Not sure if I’m going to gain anything by writing this. However! I have two friends, let’s call them A and B.
This potentially could be long as not to drip feed. Also, trying to provide as much information but keeping it as unidentifiable as possible.
I’ve known friend A for about 15 years through a mutual connection. I have supported her more recently through a difficult 5/6 year period which led to a positive outcome. During the time of support she upset me on many occasions through various channels due to her difficult situation. Rightly or wrongly, I continued to provide my support and friendship where several others have walked away due to the hurt she has caused them. Despite the positive outcome of the situation, my support has still, on occasion, been required to help in trickier situations.
This help, friendship and support has not always been reciprocated in my time of need, as friend A has become more selfish than others (or myself - haven’t quite decided on my overall thoughts on this yet) due to her focusing and concentrating on her self through her difficult time. During her difficult period there was times where I required support due to challenging circumstances and loss of family members. Despite however I have felt or been feeling, if she needed me I was there.
Moving to friend B. I’ve known her for 6 years due to having children of similar ages. We grew close over this time. During this time we’ve been away on days out, nights away, even a holiday both ourselves and with the families. No issues, no extenuating circumstances, just a genuine friendship (or so I thought).
Friend A has also known Friend B for a similar length of time. However, made a conscious effort to not be friends with friend A due to her difficult circumstance. This included telling this to friend B. All fine here, no issues.
Now leading onto 6 months ago. Friend B lost a very close member of her family and was devastated. In my true manner of style, I was (or what I thought) supportive, offering help and a shoulder where needed. Until one particular day when friend B was upset and friend A just so happened to be there and was able to provide comfort. From here the friendship grew. All fine, nothing wrong here.
Moving on a couple of months I was having a rough patch. I tend to bottle up and keep things to myself and try work through situations on my own. However one particularly bad day I broke down in front of friend A and B. Both offered comfort.

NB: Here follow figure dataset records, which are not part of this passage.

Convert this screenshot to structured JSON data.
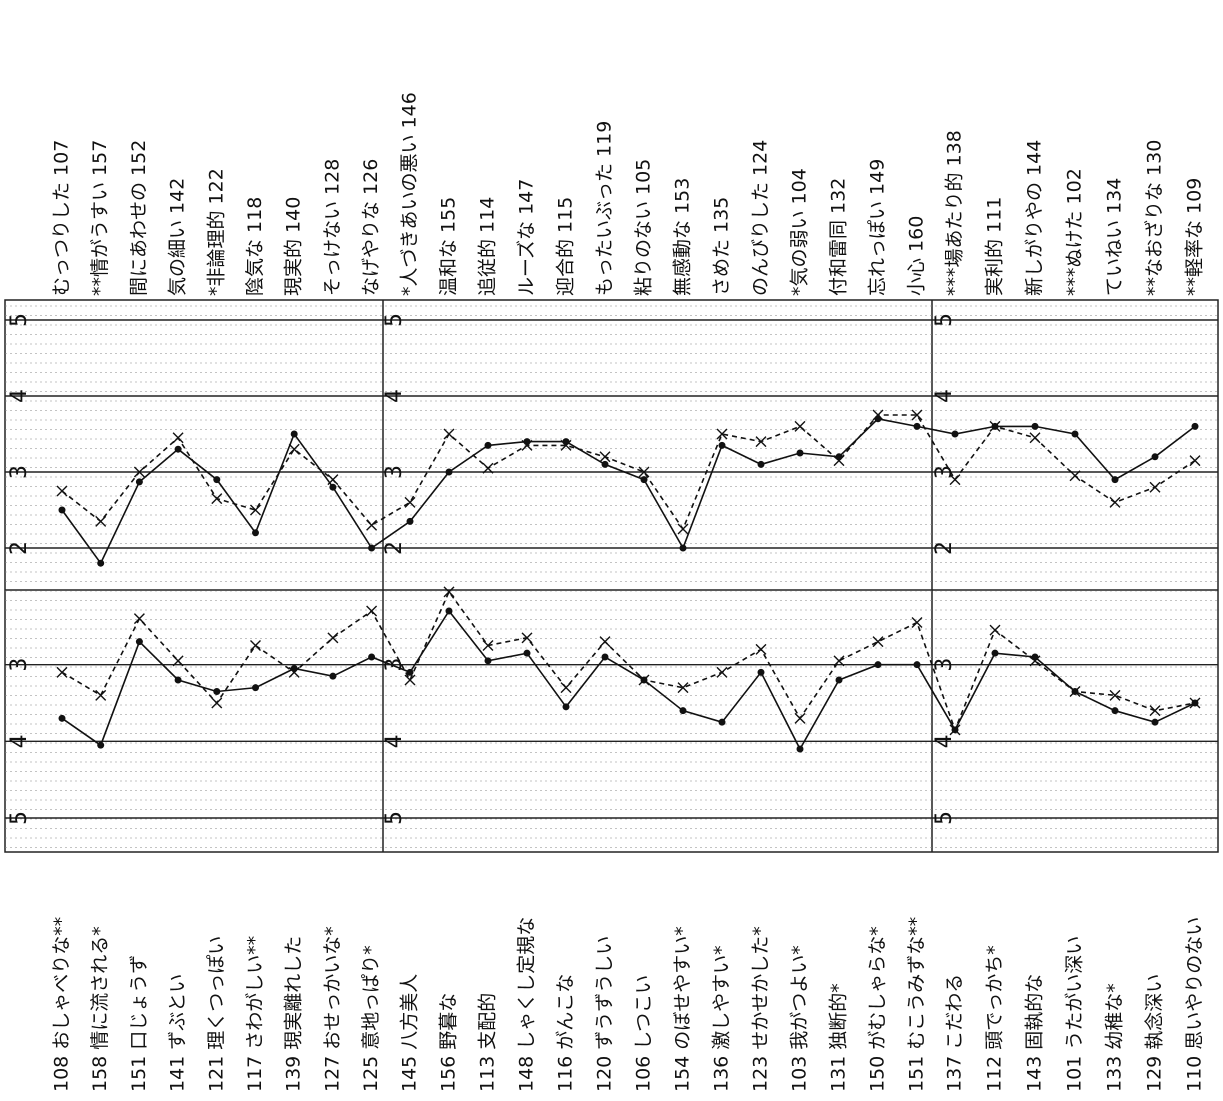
{
  "chart_data": [
    {
      "type": "line",
      "categories": [
        "むっつりした 107",
        "**情がうすい 157",
        "間にあわせの 152",
        "気の細い 142",
        "*非論理的 122",
        "陰気な 118",
        "現実的 140",
        "そっけない 128",
        "なげやりな 126",
        "*人づきあいの悪い 146",
        "温和な 155",
        "追従的 114",
        "ルーズな 147",
        "迎合的 115",
        "もったいぶった 119",
        "粘りのない 105",
        "無感動な 153",
        "さめた 135",
        "のんびりした 124",
        "*気の弱い 104",
        "付和雷同 132",
        "忘れっぽい 149",
        "小心 160",
        "***場あたり的 138",
        "実利的 111",
        "新しがりやの 144",
        "***ぬけた 102",
        "ていねい 134",
        "**なおざりな 130",
        "**軽率な 109"
      ],
      "ylim": [
        2,
        5
      ],
      "yticks": [
        2,
        3,
        4,
        5
      ],
      "grid": true,
      "series": [
        {
          "color": "#111111",
          "style": "solid",
          "values": [
            2.5,
            1.8,
            2.87,
            3.3,
            2.9,
            2.2,
            3.5,
            2.8,
            2.0,
            2.35,
            3.0,
            3.35,
            3.4,
            3.4,
            3.1,
            2.9,
            2.0,
            3.35,
            3.1,
            3.25,
            3.2,
            3.7,
            3.6,
            3.5,
            3.6,
            3.6,
            3.5,
            2.9,
            3.2,
            3.6
          ]
        },
        {
          "color": "#111111",
          "style": "dashed",
          "values": [
            2.75,
            2.35,
            3.0,
            3.45,
            2.65,
            2.5,
            3.3,
            2.9,
            2.3,
            2.6,
            3.5,
            3.05,
            3.35,
            3.35,
            3.2,
            3.0,
            2.25,
            3.5,
            3.4,
            3.6,
            3.15,
            3.75,
            3.75,
            2.9,
            3.6,
            3.45,
            2.95,
            2.6,
            2.8,
            3.15
          ]
        }
      ]
    },
    {
      "type": "line",
      "categories": [
        "108 おしゃべりな**",
        "158 情に流される*",
        "151 口じょうず",
        "141 ずぶとい",
        "121 理くつっぽい",
        "117 さわがしい**",
        "139 現実離れした",
        "127 おせっかいな*",
        "125 意地っぱり*",
        "145 八方美人",
        "156 野暮な",
        "113 支配的",
        "148 しゃくし定規な",
        "116 がんこな",
        "120 ずうずうしい",
        "106 しつこい",
        "154 のぼせやすい*",
        "136 激しやすい*",
        "123 せかせかした*",
        "103 我がつよい*",
        "131 独断的*",
        "150 がむしゃらな*",
        "151 むこうみずな**",
        "137 こだわる",
        "112 頭でっかち*",
        "143 固執的な",
        "101 うたがい深い",
        "133 幼稚な*",
        "129 執念深い",
        "110 思いやりのない"
      ],
      "ylim": [
        2,
        5
      ],
      "yticks": [
        3,
        4,
        5
      ],
      "grid": true,
      "series": [
        {
          "color": "#111111",
          "style": "solid",
          "values": [
            3.7,
            4.05,
            2.7,
            3.2,
            3.35,
            3.3,
            3.05,
            3.15,
            2.9,
            3.1,
            2.3,
            2.95,
            2.85,
            3.55,
            2.9,
            3.2,
            3.6,
            3.75,
            3.1,
            4.1,
            3.2,
            3.0,
            3.0,
            3.85,
            2.85,
            2.9,
            3.35,
            3.6,
            3.75,
            3.5
          ]
        },
        {
          "color": "#111111",
          "style": "dashed",
          "values": [
            3.1,
            3.4,
            2.4,
            2.95,
            3.5,
            2.75,
            3.1,
            2.65,
            2.3,
            3.2,
            2.05,
            2.75,
            2.65,
            3.3,
            2.7,
            3.2,
            3.3,
            3.1,
            2.8,
            3.7,
            2.95,
            2.7,
            2.45,
            3.85,
            2.55,
            2.95,
            3.35,
            3.4,
            3.6,
            3.5
          ]
        }
      ]
    }
  ]
}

This is where my issue begins. At this time they told me not to bottle up, to speak, that they loved and cared for me. They told me now that they had become closer they offload to one another. During this difficult time for me I explained to friend B my thoughts and feelings, unusually for me opening up. On one occasion I mentioned that both her and friend A were helpful in their support. She explained it’s because they both have had life experience and events in life which they learned from.
Ever since then they two have become increasingly close, almost inseparable. As you can probably see where this is going, I have been almost pushed out, excluded even. I have tried reaching out in varying ways, tried to maintain friendship with friend B since the turn of the year. However, I’ve been faced with very little response or at times nothing.
More recently friend B has lost another member of her close family. I only found out by asking whereas she would normally tell me. Friend A again has been there for her. Doing more for her that she has ever done for me when I’ve been in a similar situation not that long ago - too the extent I didn’t even get a message to say sorry for your loss. I’m not asking for grandeur, just an acknowledgment would have been lovely.
If you have got this far, thank you. This is the real reason for my post I suppose. I accept all of the above, nothing I can do to will stop this. After all we are all adults we can make our own choices and take our own paths. However, I need help on how to accept this and move on from here. The hurt and the pain that this has caused has been indescribable. I’m just so saddened that am of the age I am and this is happening. I’m just passed the stage of not understanding why we all can’t be friends and support each other.